SPLAT! Breaking the Rules in STEM Education

Bryanne Leeming, STEM Education entrepreneur

If you’re on a mission to get kids excited about coding, letting them jump and play is a pretty good place to start.

That’s why Bryanne Leeming MBA’16 founded Unruly Studios, the only STEM education tool that mixes STEM and play on the market today. At the center of the business are “Splats” – durable floor buttons that light up and are made to be stomped on. Working together, students code their own recess style games (think whack-a-mole, red light green light, and relay races) and write the rules that tell the Splats when to light up and make noise.

Leeming hatched her idea while earning her MBA at Babson, benefiting from resources at the Blank Center, CWEL, and the Summer Venture Program to bring her company to life. Today, Unruly’s Splats are in schools from coast to coast, and one of Leeming’s favorite things is when teachers tweet scenes of the Splats in action.

We caught up with Bryanne, who shared her inspiration for becoming an entrepreneur, how she tested the Splats, and why you don’t necessarily need a technical background to run a technology company.

What drew you to STEM education?

I’ve always been drawn to STEM. In college I studied cognitive science, which is neuroscience and learning how the brain works. In a lot of ways, STEM and the scientific process is similar to the iterative process of entrepreneurship. You come up with the theory, test it, see if you were right, and iterate. It’s the same process when you’re learning coding, building something new with code, or building a company.

Why did you choose Babson?

I grew up in a family of entrepreneurs. My parents run and operate a restaurant called Murphy’s on the Green in Hanover, NH. I worked for the restaurant for 10 summers, and it inspired me to think that maybe someday I would want to start a business. That was really what drew me to Babson for my MBA.

The idea for Unruly came to me pretty early in my time at Babson, and I found it really helpful to have a real project that I was working on throughout my classes. For example, when I took entrepreneurial finance, that’s when we started really doing our initial fundraising. I took classes on scaling, and being a coaching leader, and everything was directly applicable in my work with Unruly. At Babson, I built up skills and muscles and capabilities in myself which I’m using all the time now.

How did you bring your idea to life?

The initial idea I had at Babson was this concept of an electronic playground for kids that combined learning to code with physical activity.

To bring the idea to life, we built prototypes and tested them. The first one was a paper prototype I built before Rocket Pitch at Babson just so I could test out the concept. I went to a friend’s 2nd grade classroom in Roxbury after school one day to test it there. I learned how the kids liked to interact with the product, even though it was just paper and I was trying to pretend it was electronic and interactive. I built the next prototype out of the makerspace Artisans Asylum, and from there, I brought it out to some local YMCA programs. We were also lucky to be able to test prototypes at the Boston Children’s Museum a lot in the beginning.

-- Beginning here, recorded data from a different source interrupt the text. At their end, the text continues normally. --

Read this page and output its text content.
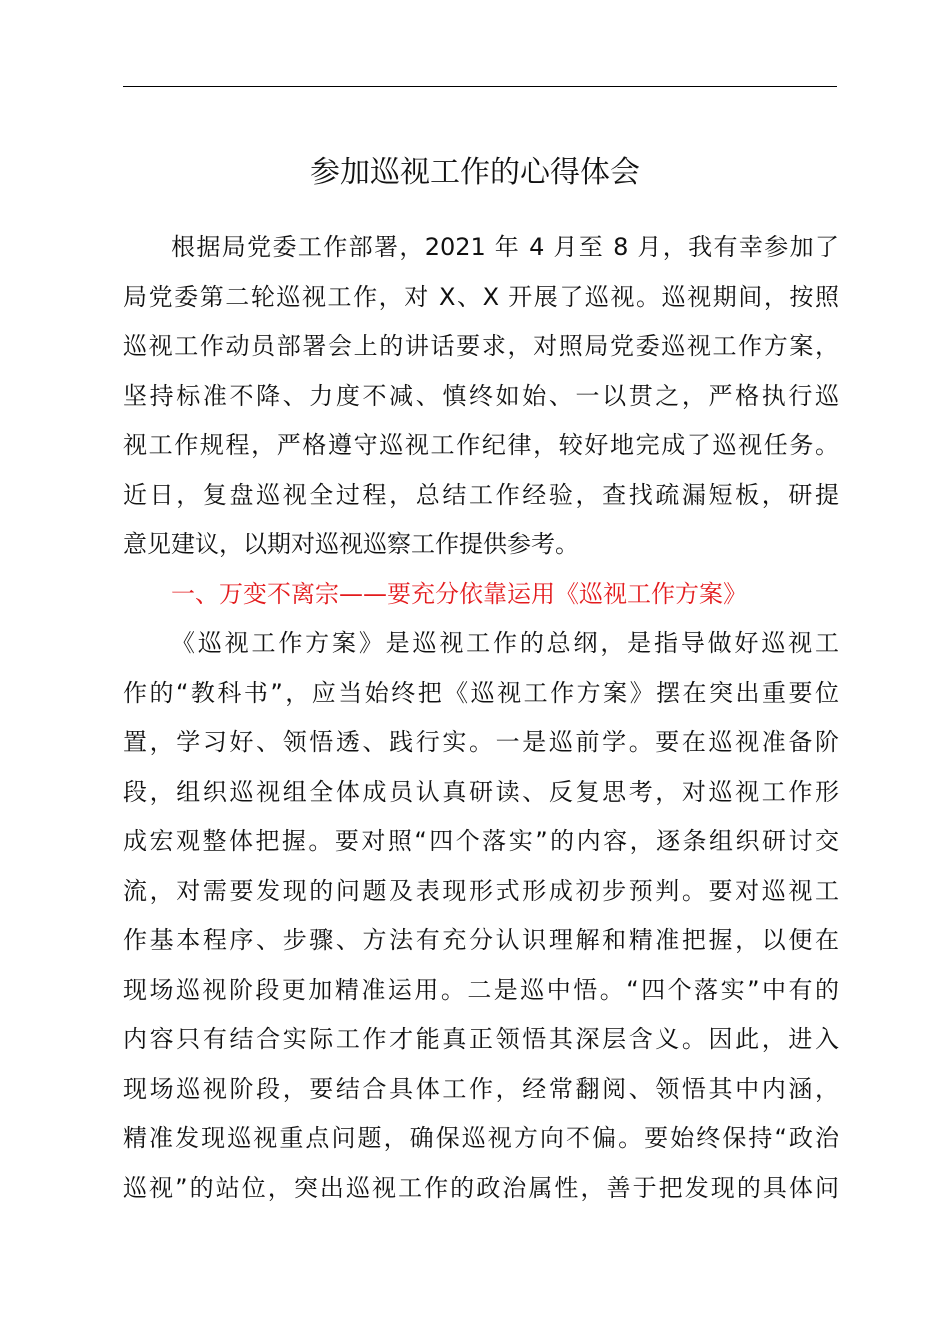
参加巡视工作的心得体会
根据局党委工作部署，2021 年 4 月至 8 月，我有幸参加了
局党委第二轮巡视工作，对 X、X 开展了巡视。巡视期间，按照
巡视工作动员部署会上的讲话要求，对照局党委巡视工作方案，
坚持标准不降、力度不减、慎终如始、一以贯之，严格执行巡
视工作规程，严格遵守巡视工作纪律，较好地完成了巡视任务。
近日，复盘巡视全过程，总结工作经验，查找疏漏短板，研提
意见建议，以期对巡视巡察工作提供参考。
一、万变不离宗——要充分依靠运用《巡视工作方案》
《巡视工作方案》是巡视工作的总纲，是指导做好巡视工
作的“教科书”，应当始终把《巡视工作方案》摆在突出重要位
置，学习好、领悟透、践行实。一是巡前学。要在巡视准备阶
段，组织巡视组全体成员认真研读、反复思考，对巡视工作形
成宏观整体把握。要对照“四个落实”的内容，逐条组织研讨交
流，对需要发现的问题及表现形式形成初步预判。要对巡视工
作基本程序、步骤、方法有充分认识理解和精准把握，以便在
现场巡视阶段更加精准运用。二是巡中悟。“四个落实”中有的
内容只有结合实际工作才能真正领悟其深层含义。因此，进入
现场巡视阶段，要结合具体工作，经常翻阅、领悟其中内涵，
精准发现巡视重点问题，确保巡视方向不偏。要始终保持“政治
巡视”的站位，突出巡视工作的政治属性，善于把发现的具体问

We made 23 different prototypes over the course of a year and a half and tested those with 3,000 kids, parents, and educators. That’s how we ultimately got to the splat!

What advice do you have for other entrepreneurs?

We have a pretty technical product at Unruly – hardware and software, and we built a whole app. I would encourage people that are not technical that they can still run technology companies. Dive in and really try to understand the technology you’re building, even if you can’t build it yourself. That allows you to lead and work with your team. Sometimes, I even think having that different, non-technical background can be really helpful in building a new technology.

What are your hopes for the future?

I hope that more kids get exposed to STEM in a meaningful, positive, engaging way. I don’t think every kid needs to become a programmer or go into a technical role, but the early exposure can change how they think for their whole lives. That’s what it did for me. The more we can engage kids in that in a positive way, the more they can collaborate in the economy of the future. I hope that more kids will be able to participate in creating new things.